CABINETS DE CURIOSITES 2011-2012

Lundi 12 décembre 2011 à 19h
Salle des Fêtes de Martin-Eglise

Bach et la Belle Danse
Les Musiciens de St Julien

 

Lundi 16 janvier 2012 à 19h30
Château de Miromesnil

Contrepoints

Du Clavier bien tempéré à l'Art de la Fugue
Benjamin ALARD, clavecin

 

Lundi 19 mars 2012 à 20h
Salle des Fêtes de Rouxmesnil

Dernier jour d'un condamné
Chansons de Lacenaire, poète et assassin

Arnaud Marzorati, chant

 

Samedi 14 et dimanche 15 avril 2012 
La Chatellenie

Vienne 1800
Beethoven, Schubert, Hummel
Rémy Cardinale, pianoforte

 

Samedi 19 mai 2012 à 20h30
Eglise d'Arques-la-Bataille

Selon Jean
D'après la Passion selon Saint-Jean de Johann Sebastian Bach


Alexandra Rübner, l’Évangéliste

Camille Poul, soprano
Jean-Christophe Clair, alto
Bruno Boterf, ténor
François Fauché, basse
(Solistes de l’ensemble Ludus Modalis)

CHOEUR DE CHAMBRE DE ROUEN

CAFÉ ZIMMERMANN

Freddy Eichelberger, grand orgue

Daniel Bargier, direction

 

 

Lundi 19 mars

  

Dernier jour d'un condamné

Chansons de Lacenaire, poète et assassin 

  

Arnaud Marzorati, voix
Daniel Isoir, piano
Isabelle Saint-Yves, violoncelle
Mélanie Flahaut, basson & flageolet

  

Jean-Paul Combet, présentation

20h - Foyer municipal de Rouxmesnil-Bouteilles

Réserver en ligne

Pierre François Lacenaire, personnage balzacien qui pourrait surgir de la Comédie Humaine, fut condamné à mort et guillotiné, le 9 janvier 1836. Anarchiste avant l’heure, il fut aussi déserteur, voleur, faussaire et assassin…
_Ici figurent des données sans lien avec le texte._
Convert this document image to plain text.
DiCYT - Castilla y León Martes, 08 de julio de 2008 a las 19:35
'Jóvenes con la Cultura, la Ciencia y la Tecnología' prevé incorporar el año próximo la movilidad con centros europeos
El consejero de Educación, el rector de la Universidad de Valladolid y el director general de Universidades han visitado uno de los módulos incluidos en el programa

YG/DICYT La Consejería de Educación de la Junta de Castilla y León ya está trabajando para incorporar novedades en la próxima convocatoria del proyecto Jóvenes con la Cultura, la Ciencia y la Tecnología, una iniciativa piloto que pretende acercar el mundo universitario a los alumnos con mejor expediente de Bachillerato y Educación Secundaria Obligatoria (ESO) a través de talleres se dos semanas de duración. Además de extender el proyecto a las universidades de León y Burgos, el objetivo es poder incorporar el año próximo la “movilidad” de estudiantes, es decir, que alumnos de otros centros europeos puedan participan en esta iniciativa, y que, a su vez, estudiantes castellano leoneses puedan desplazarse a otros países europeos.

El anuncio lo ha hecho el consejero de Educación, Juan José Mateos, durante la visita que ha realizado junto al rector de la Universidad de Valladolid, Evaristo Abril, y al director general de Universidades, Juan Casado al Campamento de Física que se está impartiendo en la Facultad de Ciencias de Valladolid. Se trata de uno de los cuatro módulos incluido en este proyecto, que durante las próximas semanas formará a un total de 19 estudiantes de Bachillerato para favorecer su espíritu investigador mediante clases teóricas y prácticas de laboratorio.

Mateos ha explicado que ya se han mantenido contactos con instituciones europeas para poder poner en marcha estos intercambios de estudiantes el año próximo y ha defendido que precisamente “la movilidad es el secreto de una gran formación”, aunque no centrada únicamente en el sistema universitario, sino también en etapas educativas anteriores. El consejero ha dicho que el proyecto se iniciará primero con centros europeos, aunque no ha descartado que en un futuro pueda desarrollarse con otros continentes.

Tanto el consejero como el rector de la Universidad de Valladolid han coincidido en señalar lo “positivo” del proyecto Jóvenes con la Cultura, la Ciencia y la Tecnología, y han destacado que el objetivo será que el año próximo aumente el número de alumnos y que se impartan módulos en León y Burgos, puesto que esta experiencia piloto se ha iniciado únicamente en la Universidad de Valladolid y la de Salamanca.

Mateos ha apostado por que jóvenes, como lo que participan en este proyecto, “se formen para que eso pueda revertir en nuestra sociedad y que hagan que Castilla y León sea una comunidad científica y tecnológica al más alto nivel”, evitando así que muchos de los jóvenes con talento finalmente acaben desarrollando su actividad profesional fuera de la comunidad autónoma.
Criminel romantique, homme sans foi, niant la société, il n’eut qu’une seule et véritable passion, l’écriture, qu’il exprima à travers des mémoires, poésies et chansons.

Les chansons de Lacenaire, ce Villon du XIXème siècle, nous plongent au cœur de l’univers chaotique de ce paria de la société, qui chercha l’amour et l’amitié et ne trouva, selon lui, que le vice : « Pauvre et froissé d’une longue injustice, mon cœur souffrant chercha quelques amis… ils étaient loin, bien loin… Alors le vice et puis le crime ont payé le mépris… »

Poésie et musique auraient peut-être permis à ce renégat de ne pas aller plus loin dans ses actes et ses crimes. Mais le chansonnier avait déjà les mains pleines de sang…

Le chant de Lacenaire est celui d’un désavoué, d’un criminel, le chant d’un homme qui aurait voulu être tellement plus : un artiste reconnu, à l’égal de Béranger, le grand chansonnier de son temps.

Dans la lunette,
Je mets la tête.
Que de façons pour me couper le cou !
Allons donc ! Zeste,
Sois leste et preste !
Surtout mon gros, ne manque pas ton coup.